Edoardo Ostardo, responsabile del reparto di Neuro-Urologia e malattie rare neurologiche dell'ospedale Santa Maria degli Angeli di Pordenone è uno dei pochi medici in Italia specializzati nell'impianto di neuromodulatori. È proprio lui infatti ad occuparsi del caso di Chiara. L'intervento consiste nell'inserzione di un elettrodo che eroga impulsi per alleviare il dolore o per aiutare i nervi durante lo svuotamento di vescica e intestino, spiega Ostardo in un'intervista rilasciata a La Repubblica. L'elettrodo viene poi regolato dal paziente, ma ci vogliono alcuni mesi prima che il trattamento venga ritenuto soddisfacente e adeguato al paziente. 
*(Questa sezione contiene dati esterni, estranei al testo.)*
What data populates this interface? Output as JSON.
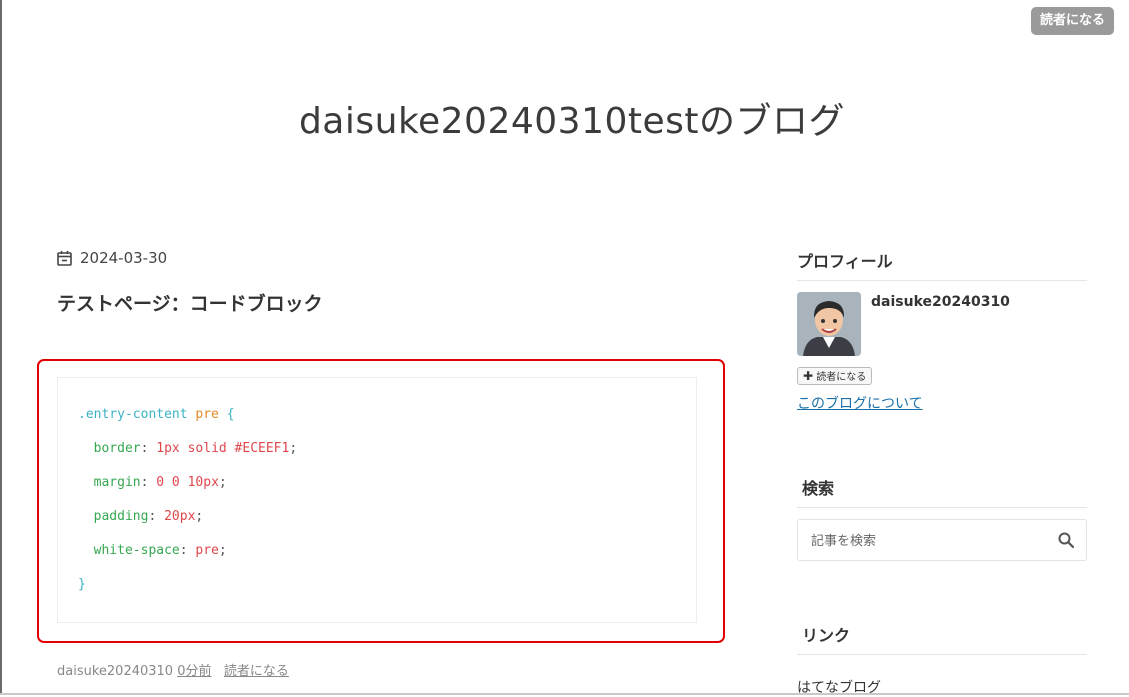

«Mi é capitato di dire ad alcuni pazienti: sarebbe stato meglio se avesse avuto un cancro, perché allora avrebbe avuto tutte le strutture sanitarie disponibili per sovvenire alla necessità di esami, controlli e terapie», racconta il dottor Ostardo a Voice Over Foundation, «si fa molta fatica ad ammettere la sofferenza delle persone quando si parla di malattie rare». 

L'Italia é stato un paese all'avanguardia per quanto riguarda il riconoscimento delle malattie rare. Nel 2001, infatti, é stata stilata una propria lista, presa anche come esempio da altri paesi europei. Poi però, il Bel Paese non si è aggiornato adeguatamente, nonostante la creazione di una nuova lista più completa da parte dell'Unione Europea. Quando Ostardo parla delle malattie rare, si concentra non solo sull'aspetto del dolore fisico, ma anche sull'impatto devastante che una patologia può avere sulla psiche del paziente. 

«Il rapporto tra un medico e il suo paziente, è anche fatto di dolore e lacrime. Può capitare che alcuni dei miei colleghi diano per scontato molti elementi quando esaminano un paziente ma la verità è che non si deve dare per scontato nulla. Spesso è più semplice affrontare una malattia in senso schematico, senza guardare all'insieme di domini e elementi (muscolare, psicologico etc..) che compongono il quadro della situazione», spiega, aggiungendo che tra i problemi più urgenti della sanità rientra anche il trattamento dei medici. «Ci sono sempre più casi di burn-out, bisogna agire sul livello dell'umanizzazione, ma anche sul livello sindacale. Dando la giusta remunerazione agli operatori sanitari per il loro sforzo». La questione della sanità in Italia è spinosa, e le sue problematiche e soluzioni sono ampie e abbracciano svariati ambiti (sindacale, umanitario, infrastrutturale, formativo etc..). 

Le storie di Gloria e Chiara, ci raccontano quanto sia fondamentale riportare al centro del dibattito pubblico il diritto alla salute, il diritto ad avere strutture sanitarie funzionanti sul proprio territorio. Ma le loro voci ci raccontano anche quanto sia difficile e doloroso vivere una malattia cronica e invalidante, non riconosciuta come tale dallo Stato. Ogni giorno milioni di persone si svegliano, consapevoli di non meritarsi la stessa assistenza e terapie che vengono date ad altri pazienti ugualmente malati. «Immaginare di vivere con una malattia riconosciuta dallo Stato? Non riesco a farlo, mi sembra un'utopia», dice Gloria.